The move follows rumors that Xiamen-based Luckin has been taken over, with all its data seized and all its executives under scrutiny. Luckin is actively cooperating with the authorities and its nationwide stores are operating normally, it has said on Weibo.
Once determined to overtake Starbucks in China, Luckin Coffee filed a report with the US Securities and Exchange Commission early this month in which the firm admitted to falsifying CNY2.2 billion (USD311 million) of sales between the second and fourth quarters of last year. After that, shares of Luckin Coffee [NASDAQ:LK] tumbled more than 80 percent and have been suspended since April 8.

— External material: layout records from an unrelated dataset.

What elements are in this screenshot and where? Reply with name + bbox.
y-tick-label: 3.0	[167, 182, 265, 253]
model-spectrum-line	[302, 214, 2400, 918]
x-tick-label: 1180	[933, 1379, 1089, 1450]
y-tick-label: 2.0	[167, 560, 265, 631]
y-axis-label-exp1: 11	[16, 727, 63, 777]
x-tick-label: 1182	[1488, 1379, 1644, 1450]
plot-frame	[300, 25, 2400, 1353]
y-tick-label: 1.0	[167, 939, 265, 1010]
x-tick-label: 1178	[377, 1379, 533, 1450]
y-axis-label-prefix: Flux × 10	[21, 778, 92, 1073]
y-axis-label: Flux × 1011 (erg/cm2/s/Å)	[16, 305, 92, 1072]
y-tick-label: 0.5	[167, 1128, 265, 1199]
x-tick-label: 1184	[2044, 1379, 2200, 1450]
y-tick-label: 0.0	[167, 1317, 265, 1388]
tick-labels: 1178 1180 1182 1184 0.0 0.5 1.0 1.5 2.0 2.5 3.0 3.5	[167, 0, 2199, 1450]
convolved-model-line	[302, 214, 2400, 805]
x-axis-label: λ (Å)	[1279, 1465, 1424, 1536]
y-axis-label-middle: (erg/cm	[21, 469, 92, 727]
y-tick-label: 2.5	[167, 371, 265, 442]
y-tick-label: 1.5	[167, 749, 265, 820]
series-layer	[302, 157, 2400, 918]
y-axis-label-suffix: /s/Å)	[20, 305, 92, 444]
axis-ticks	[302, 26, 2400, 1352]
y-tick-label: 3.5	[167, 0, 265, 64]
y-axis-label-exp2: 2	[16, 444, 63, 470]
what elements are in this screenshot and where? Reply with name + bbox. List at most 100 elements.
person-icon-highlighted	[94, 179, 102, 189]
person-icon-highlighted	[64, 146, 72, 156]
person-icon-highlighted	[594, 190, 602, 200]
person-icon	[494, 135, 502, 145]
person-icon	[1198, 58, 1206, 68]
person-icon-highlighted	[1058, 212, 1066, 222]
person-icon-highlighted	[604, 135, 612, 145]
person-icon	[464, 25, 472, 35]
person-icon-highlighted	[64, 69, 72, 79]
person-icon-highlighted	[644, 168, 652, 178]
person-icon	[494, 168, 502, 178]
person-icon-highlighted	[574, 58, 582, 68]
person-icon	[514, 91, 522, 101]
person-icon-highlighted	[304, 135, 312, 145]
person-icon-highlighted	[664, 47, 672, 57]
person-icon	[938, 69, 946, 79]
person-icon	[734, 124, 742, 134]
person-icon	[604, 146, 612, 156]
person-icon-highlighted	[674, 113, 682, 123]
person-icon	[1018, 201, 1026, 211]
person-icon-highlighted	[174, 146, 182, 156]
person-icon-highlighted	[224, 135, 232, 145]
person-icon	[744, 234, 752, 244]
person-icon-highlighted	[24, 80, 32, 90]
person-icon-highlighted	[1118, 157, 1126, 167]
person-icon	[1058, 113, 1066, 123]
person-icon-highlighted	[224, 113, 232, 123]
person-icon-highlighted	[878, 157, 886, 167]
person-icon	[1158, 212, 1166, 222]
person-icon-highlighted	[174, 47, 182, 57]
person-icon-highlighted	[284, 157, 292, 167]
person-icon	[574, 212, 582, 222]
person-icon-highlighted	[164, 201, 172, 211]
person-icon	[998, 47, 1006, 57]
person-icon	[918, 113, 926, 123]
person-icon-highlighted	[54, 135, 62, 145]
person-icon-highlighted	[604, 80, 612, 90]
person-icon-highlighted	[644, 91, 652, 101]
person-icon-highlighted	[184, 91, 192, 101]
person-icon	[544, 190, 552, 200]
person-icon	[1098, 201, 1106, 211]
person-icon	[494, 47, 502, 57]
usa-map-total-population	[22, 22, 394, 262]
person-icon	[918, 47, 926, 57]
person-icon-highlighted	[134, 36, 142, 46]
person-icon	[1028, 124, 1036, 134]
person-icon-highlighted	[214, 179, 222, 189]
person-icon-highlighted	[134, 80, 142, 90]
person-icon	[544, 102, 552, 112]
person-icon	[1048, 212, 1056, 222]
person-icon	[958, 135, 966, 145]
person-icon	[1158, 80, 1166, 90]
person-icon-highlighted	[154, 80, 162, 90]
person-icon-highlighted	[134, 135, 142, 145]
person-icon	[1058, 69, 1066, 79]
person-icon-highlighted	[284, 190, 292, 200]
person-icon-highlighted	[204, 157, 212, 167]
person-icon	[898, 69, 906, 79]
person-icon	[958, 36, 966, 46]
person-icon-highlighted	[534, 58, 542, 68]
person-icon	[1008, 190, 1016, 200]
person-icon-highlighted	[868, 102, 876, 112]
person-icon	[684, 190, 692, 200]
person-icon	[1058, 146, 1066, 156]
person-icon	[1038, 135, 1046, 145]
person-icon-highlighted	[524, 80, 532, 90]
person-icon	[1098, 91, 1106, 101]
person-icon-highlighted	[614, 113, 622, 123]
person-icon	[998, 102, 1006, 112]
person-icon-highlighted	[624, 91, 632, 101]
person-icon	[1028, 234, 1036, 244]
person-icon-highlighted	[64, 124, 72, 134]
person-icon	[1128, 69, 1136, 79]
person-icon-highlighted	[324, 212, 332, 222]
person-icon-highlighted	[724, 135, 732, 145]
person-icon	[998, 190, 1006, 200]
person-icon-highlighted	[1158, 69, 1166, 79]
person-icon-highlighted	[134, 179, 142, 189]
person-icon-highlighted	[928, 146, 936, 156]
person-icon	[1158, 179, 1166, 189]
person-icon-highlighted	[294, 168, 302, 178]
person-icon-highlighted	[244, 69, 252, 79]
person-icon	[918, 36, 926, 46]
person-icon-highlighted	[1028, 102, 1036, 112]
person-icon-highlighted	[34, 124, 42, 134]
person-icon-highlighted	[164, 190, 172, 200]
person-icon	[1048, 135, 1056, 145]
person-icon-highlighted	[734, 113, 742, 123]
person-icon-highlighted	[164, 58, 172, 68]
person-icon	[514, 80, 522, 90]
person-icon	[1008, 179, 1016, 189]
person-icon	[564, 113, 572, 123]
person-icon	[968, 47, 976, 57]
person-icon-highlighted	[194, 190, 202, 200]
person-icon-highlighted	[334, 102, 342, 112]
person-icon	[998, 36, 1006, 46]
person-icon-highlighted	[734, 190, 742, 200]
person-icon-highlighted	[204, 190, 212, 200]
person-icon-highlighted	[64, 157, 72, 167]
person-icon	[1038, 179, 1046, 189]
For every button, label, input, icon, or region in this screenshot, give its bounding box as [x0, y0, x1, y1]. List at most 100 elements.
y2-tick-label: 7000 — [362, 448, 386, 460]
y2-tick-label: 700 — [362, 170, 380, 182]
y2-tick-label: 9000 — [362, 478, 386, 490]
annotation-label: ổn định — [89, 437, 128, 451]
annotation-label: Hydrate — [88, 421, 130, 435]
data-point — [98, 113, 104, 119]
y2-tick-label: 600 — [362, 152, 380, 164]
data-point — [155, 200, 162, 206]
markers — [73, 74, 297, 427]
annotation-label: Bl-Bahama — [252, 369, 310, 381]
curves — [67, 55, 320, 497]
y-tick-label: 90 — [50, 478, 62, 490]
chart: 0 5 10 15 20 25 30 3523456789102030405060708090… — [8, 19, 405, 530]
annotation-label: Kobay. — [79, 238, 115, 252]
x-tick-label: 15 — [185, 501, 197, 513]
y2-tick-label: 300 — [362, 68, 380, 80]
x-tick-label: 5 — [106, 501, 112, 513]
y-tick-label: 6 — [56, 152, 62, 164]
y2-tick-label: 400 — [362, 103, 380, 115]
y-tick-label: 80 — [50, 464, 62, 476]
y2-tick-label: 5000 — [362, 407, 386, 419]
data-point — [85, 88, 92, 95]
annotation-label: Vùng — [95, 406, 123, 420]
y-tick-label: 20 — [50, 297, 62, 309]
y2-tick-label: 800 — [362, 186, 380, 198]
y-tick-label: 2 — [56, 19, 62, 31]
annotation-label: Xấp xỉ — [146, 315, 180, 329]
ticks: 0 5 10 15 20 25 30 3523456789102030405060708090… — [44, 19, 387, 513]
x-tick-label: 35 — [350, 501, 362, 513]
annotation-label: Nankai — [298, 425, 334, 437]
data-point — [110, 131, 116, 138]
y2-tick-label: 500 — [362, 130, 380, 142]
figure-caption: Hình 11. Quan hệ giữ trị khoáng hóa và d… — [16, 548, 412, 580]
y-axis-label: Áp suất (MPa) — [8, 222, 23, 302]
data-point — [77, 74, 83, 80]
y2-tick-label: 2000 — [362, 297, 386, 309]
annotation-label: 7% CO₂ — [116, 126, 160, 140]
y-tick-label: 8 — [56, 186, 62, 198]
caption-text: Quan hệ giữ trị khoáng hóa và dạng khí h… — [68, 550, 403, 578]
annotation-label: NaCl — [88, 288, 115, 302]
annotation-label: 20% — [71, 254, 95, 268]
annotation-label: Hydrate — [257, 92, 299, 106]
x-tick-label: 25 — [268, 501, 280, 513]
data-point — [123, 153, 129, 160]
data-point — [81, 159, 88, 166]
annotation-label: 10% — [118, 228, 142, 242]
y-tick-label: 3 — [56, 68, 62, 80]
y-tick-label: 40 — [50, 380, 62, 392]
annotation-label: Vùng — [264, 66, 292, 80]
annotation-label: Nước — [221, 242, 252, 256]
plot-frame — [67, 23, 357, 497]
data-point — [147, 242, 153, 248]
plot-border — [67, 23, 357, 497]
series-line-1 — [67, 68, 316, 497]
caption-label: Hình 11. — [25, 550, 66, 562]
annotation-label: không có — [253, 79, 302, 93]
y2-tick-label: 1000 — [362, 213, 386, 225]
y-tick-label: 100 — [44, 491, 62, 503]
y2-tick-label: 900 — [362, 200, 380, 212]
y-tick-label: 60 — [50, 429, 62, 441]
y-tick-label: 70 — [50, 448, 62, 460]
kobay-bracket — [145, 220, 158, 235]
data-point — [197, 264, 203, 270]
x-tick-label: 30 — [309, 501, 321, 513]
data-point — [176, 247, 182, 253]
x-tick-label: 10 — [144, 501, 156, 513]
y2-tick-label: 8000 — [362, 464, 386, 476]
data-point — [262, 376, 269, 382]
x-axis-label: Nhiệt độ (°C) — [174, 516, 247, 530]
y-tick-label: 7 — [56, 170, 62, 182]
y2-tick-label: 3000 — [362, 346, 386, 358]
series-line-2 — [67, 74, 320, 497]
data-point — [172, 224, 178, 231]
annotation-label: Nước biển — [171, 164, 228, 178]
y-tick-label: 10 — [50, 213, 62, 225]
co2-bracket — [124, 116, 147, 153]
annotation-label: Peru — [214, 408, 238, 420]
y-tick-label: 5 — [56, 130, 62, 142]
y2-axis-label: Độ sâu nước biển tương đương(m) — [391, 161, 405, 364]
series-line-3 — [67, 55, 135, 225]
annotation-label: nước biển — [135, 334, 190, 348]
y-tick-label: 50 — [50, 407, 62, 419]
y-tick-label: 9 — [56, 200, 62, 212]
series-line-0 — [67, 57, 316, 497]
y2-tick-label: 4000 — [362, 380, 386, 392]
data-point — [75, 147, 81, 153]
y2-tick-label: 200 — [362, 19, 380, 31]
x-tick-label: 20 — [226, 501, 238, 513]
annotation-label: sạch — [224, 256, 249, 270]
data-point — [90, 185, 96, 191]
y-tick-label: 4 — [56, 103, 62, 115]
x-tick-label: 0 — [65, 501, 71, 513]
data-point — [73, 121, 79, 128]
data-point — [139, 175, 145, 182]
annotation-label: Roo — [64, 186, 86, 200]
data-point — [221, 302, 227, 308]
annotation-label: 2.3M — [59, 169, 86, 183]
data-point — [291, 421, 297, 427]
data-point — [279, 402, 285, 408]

China’s financial regulators are taking the matter seriously. The CSRC strongly condemned the fraud in an April 3 statement, saying that no matter where a firm was listed, it should strictly abide by the laws and regulations of that market and fulfill its disclosure obligation in a true, accurate and complete manner.
China’s revised securities law grants the CSRC the right of long-arm jurisdiction, enabling it to investigate and hold overseas securities issuance and trading activities accountable if they impact the domestic market or damage the legitimate rights and interests of domestic investors.